Administrative & Disciplinary Updates
Following announcements regarding the allocation of Section 48C credits and their implications for advanced energy projects, this section addresses administrative and disciplinary matters highlighted in the latest Internal Revenue Bulletin. Practitioners should be aware of these updates to ensure compliance and maintain professional standards.
Rev. Rul. 2025-24 provides the applicable federal rates (AFR) for December 2025, as mandated by Section 1274(d), which governs the determination of issue price for debt instruments issued for property. The ruling includes short-term, mid-term, and long-term AFRs, adjusted AFRs as per Section 1288(b), rates under Section 382(f) for loss carryforwards, percentages for the low-income housing credit under Section 42(b)(1), and the rate for present value calculations under Section 7520. These rates are essential for various tax computations, including those related to golden parachute payments (Section 280G), payments for the use of property or services (Section 467), and loans with below-market interest rates (Section 7872).

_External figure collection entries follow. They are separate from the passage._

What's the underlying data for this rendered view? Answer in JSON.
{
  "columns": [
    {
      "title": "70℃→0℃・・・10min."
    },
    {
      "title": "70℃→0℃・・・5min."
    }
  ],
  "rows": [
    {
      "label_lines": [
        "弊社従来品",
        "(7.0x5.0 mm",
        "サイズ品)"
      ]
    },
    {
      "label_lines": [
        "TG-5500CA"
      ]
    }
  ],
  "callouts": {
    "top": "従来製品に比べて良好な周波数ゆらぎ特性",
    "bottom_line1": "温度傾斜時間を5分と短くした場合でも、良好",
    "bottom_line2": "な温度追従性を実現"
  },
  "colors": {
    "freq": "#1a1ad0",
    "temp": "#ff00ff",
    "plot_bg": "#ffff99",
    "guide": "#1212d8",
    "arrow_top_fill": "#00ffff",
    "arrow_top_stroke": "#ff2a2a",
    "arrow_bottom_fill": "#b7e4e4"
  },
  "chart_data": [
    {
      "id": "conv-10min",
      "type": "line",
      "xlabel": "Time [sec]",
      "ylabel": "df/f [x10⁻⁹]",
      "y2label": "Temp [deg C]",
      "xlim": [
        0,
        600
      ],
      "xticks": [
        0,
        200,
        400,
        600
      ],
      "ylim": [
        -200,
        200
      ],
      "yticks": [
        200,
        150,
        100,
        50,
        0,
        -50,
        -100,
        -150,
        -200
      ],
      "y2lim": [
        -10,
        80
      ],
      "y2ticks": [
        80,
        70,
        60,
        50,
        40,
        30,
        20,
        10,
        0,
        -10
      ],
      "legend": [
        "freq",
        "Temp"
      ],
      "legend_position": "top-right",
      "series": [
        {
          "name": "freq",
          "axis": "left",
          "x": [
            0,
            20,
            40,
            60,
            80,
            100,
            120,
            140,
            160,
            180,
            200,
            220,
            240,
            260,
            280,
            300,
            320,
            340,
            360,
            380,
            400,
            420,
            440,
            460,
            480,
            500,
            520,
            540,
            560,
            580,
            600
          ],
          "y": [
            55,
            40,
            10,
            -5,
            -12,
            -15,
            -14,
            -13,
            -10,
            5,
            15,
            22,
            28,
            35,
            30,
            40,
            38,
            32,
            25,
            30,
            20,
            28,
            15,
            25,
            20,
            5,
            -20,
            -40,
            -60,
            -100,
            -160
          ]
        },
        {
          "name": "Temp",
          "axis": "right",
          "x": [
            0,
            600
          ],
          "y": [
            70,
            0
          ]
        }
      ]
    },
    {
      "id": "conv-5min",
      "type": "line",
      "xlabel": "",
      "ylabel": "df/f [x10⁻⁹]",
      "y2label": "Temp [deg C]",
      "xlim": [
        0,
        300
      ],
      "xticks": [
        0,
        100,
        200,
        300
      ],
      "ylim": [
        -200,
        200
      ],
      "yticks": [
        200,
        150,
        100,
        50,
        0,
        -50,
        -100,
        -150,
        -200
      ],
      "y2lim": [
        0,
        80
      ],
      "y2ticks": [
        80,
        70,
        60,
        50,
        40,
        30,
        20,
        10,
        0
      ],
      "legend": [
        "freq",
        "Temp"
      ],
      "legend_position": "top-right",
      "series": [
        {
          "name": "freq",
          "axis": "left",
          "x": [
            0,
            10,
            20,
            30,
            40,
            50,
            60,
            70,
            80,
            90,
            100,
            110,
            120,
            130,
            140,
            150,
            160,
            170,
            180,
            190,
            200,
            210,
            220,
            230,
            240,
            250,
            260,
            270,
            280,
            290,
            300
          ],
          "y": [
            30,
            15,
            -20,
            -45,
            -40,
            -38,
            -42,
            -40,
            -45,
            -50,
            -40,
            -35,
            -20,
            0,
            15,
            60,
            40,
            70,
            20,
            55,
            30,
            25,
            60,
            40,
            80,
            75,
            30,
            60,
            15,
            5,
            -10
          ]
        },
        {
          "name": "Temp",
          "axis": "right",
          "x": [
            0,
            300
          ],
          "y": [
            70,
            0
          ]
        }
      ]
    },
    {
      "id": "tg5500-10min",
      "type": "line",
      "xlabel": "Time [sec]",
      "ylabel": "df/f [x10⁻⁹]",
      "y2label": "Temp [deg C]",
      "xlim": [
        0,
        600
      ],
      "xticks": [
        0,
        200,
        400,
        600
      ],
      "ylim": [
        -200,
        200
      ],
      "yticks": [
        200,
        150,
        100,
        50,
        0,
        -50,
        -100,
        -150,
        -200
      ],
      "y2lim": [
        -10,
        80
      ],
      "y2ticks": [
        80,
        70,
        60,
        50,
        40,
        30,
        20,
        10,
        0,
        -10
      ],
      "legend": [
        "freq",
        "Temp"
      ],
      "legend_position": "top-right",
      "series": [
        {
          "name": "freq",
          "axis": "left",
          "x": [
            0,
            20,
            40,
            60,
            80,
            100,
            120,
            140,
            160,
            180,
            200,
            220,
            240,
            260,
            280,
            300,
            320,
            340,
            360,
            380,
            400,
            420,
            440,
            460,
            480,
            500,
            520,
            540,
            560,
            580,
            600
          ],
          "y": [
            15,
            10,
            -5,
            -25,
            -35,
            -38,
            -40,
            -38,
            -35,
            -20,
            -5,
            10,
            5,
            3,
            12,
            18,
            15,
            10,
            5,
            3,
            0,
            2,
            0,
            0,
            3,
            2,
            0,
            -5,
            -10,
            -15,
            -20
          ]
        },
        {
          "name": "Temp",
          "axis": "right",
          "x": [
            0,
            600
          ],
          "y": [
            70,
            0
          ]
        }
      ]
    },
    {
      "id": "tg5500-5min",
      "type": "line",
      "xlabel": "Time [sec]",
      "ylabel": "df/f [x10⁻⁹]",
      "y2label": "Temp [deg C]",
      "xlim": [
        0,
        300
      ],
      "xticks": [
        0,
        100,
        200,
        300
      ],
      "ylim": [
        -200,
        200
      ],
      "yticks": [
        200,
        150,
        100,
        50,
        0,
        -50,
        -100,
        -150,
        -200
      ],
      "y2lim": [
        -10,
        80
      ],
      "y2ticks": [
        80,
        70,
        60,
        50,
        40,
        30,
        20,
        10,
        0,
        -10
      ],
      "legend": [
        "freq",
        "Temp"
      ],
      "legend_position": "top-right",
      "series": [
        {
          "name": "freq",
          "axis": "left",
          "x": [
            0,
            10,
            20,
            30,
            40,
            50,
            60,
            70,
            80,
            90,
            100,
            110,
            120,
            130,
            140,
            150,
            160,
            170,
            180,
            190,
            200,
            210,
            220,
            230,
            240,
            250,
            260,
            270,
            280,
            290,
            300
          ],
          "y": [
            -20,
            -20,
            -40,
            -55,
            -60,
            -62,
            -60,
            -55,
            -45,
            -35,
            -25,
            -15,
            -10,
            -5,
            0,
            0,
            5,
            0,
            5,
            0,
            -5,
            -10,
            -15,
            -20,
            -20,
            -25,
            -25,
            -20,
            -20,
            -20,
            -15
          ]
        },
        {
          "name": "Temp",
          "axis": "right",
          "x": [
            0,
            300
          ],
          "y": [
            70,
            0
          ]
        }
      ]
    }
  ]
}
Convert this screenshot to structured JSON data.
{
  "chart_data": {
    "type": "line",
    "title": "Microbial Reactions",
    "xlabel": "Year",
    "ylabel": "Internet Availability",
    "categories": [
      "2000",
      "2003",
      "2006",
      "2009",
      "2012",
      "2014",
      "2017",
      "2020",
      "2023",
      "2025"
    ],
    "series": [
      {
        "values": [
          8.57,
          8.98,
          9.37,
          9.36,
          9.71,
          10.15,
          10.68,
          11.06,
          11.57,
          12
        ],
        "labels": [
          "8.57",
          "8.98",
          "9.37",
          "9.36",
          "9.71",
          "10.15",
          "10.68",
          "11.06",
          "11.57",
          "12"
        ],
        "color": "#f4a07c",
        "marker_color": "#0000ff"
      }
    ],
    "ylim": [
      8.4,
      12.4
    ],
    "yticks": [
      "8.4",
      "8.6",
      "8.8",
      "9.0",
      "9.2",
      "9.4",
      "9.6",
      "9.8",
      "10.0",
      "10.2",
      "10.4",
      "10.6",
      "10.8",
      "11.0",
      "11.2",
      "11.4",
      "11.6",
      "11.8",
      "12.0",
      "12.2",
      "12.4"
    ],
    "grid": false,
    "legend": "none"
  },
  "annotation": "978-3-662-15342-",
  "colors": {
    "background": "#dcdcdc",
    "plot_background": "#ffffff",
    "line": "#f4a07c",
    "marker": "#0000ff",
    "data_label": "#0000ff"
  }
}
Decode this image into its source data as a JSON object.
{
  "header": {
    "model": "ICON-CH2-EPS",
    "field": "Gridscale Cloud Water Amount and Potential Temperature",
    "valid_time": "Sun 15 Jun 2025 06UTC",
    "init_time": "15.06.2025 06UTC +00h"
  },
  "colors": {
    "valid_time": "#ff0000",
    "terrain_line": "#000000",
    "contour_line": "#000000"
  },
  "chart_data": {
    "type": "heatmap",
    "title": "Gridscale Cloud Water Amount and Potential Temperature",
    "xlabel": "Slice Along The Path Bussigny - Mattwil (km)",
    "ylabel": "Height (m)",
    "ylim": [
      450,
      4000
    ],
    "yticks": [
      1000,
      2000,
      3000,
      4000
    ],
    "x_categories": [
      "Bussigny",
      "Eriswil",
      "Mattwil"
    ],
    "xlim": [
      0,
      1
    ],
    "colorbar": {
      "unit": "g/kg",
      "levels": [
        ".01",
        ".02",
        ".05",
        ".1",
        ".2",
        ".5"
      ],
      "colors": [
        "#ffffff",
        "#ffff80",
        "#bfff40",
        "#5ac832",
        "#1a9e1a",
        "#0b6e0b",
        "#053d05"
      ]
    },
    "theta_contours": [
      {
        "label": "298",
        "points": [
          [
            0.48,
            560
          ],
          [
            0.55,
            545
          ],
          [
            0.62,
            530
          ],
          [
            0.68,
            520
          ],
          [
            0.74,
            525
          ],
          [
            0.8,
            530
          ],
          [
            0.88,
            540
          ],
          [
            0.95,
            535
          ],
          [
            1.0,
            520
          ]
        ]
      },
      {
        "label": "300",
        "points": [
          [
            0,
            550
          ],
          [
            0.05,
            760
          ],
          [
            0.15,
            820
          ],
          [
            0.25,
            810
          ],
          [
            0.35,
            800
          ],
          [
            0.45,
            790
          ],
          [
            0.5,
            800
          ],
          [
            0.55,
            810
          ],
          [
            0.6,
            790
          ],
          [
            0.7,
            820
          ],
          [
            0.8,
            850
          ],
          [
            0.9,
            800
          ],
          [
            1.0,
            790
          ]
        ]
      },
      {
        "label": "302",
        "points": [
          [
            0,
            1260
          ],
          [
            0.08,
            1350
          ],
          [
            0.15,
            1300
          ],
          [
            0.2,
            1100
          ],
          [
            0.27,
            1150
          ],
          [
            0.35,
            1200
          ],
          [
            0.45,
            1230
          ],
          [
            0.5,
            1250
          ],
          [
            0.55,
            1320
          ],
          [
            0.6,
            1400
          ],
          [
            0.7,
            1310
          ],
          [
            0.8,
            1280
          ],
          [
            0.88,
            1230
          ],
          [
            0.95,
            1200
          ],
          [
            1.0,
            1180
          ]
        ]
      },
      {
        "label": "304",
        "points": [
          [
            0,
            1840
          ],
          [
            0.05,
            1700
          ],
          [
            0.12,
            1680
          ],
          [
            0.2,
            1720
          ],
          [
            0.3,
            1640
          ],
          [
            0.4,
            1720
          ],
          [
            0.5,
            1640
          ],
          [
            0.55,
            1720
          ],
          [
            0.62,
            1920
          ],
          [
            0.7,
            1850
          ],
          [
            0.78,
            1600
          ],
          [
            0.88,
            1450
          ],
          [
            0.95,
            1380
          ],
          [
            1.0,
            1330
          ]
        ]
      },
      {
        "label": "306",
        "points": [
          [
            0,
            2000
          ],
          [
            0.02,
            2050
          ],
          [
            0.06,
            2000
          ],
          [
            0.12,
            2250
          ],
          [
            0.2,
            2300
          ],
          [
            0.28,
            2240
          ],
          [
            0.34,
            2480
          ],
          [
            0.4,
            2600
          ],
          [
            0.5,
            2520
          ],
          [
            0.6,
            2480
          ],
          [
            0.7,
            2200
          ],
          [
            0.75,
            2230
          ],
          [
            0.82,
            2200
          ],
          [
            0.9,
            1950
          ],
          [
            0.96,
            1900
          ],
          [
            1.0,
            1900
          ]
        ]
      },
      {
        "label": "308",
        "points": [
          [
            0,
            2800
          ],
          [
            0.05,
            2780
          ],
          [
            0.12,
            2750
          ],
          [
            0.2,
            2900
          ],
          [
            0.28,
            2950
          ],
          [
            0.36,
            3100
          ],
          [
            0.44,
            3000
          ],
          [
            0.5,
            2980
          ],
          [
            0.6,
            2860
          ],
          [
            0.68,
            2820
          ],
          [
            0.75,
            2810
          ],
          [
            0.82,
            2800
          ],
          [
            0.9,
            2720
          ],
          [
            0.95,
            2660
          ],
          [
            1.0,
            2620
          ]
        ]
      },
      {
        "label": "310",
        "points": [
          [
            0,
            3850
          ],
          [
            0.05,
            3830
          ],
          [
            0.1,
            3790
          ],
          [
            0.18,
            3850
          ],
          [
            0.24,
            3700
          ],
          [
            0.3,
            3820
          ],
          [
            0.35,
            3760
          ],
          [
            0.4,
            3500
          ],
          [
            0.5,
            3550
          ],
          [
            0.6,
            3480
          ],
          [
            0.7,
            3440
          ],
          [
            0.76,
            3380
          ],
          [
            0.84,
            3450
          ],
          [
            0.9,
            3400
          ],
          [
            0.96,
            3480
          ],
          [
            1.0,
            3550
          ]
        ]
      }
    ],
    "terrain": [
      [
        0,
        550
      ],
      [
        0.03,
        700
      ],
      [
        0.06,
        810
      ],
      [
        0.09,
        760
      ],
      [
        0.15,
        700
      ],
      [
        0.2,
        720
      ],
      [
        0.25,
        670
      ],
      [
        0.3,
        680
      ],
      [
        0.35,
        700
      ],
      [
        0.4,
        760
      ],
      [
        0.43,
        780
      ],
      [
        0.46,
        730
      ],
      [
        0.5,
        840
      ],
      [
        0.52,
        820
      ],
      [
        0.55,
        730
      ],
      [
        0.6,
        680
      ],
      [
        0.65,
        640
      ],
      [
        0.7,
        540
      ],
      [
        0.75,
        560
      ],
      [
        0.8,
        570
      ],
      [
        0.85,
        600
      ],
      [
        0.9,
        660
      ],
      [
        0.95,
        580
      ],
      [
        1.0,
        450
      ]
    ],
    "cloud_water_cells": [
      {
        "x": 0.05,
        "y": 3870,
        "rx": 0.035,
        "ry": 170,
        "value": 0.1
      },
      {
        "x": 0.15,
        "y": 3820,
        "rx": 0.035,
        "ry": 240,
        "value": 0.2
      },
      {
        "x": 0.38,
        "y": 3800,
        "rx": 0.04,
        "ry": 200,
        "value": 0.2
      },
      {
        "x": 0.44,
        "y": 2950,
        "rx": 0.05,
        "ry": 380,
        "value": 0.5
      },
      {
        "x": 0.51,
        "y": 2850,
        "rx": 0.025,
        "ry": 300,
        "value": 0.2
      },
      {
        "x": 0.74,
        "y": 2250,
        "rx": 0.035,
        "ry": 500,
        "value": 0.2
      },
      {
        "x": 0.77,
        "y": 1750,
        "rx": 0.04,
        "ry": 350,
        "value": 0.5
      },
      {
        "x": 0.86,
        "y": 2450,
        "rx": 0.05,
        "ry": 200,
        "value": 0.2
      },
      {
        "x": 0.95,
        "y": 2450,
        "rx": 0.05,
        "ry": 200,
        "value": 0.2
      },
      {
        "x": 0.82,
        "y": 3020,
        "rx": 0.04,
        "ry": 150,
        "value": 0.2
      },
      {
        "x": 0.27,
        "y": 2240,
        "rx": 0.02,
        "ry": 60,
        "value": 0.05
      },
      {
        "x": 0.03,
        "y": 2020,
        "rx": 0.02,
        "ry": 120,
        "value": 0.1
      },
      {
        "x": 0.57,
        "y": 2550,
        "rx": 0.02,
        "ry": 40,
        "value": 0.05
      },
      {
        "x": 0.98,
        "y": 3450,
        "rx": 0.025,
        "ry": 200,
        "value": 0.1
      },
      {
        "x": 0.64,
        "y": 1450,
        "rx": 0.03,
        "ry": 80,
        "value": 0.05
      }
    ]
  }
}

Ann. 2025-29 summarizes disciplinary actions taken by the Office of Professional Responsibility (OPR) against tax professionals. These sanctions include disbarments, suspensions, censures, monetary penalties, and disqualifications of appraisers. By way of example, Barjinderjit Singh, a CPA from California, faced suspension, while Troy Renkemeyer from Kansas also received disciplinary action. These disciplinary actions serve as a reminder of the ethical and professional standards expected of those practicing before the IRS, as outlined in Treasury Department Circular No. 230. Practitioners must remain vigilant in upholding these standards to avoid similar consequences.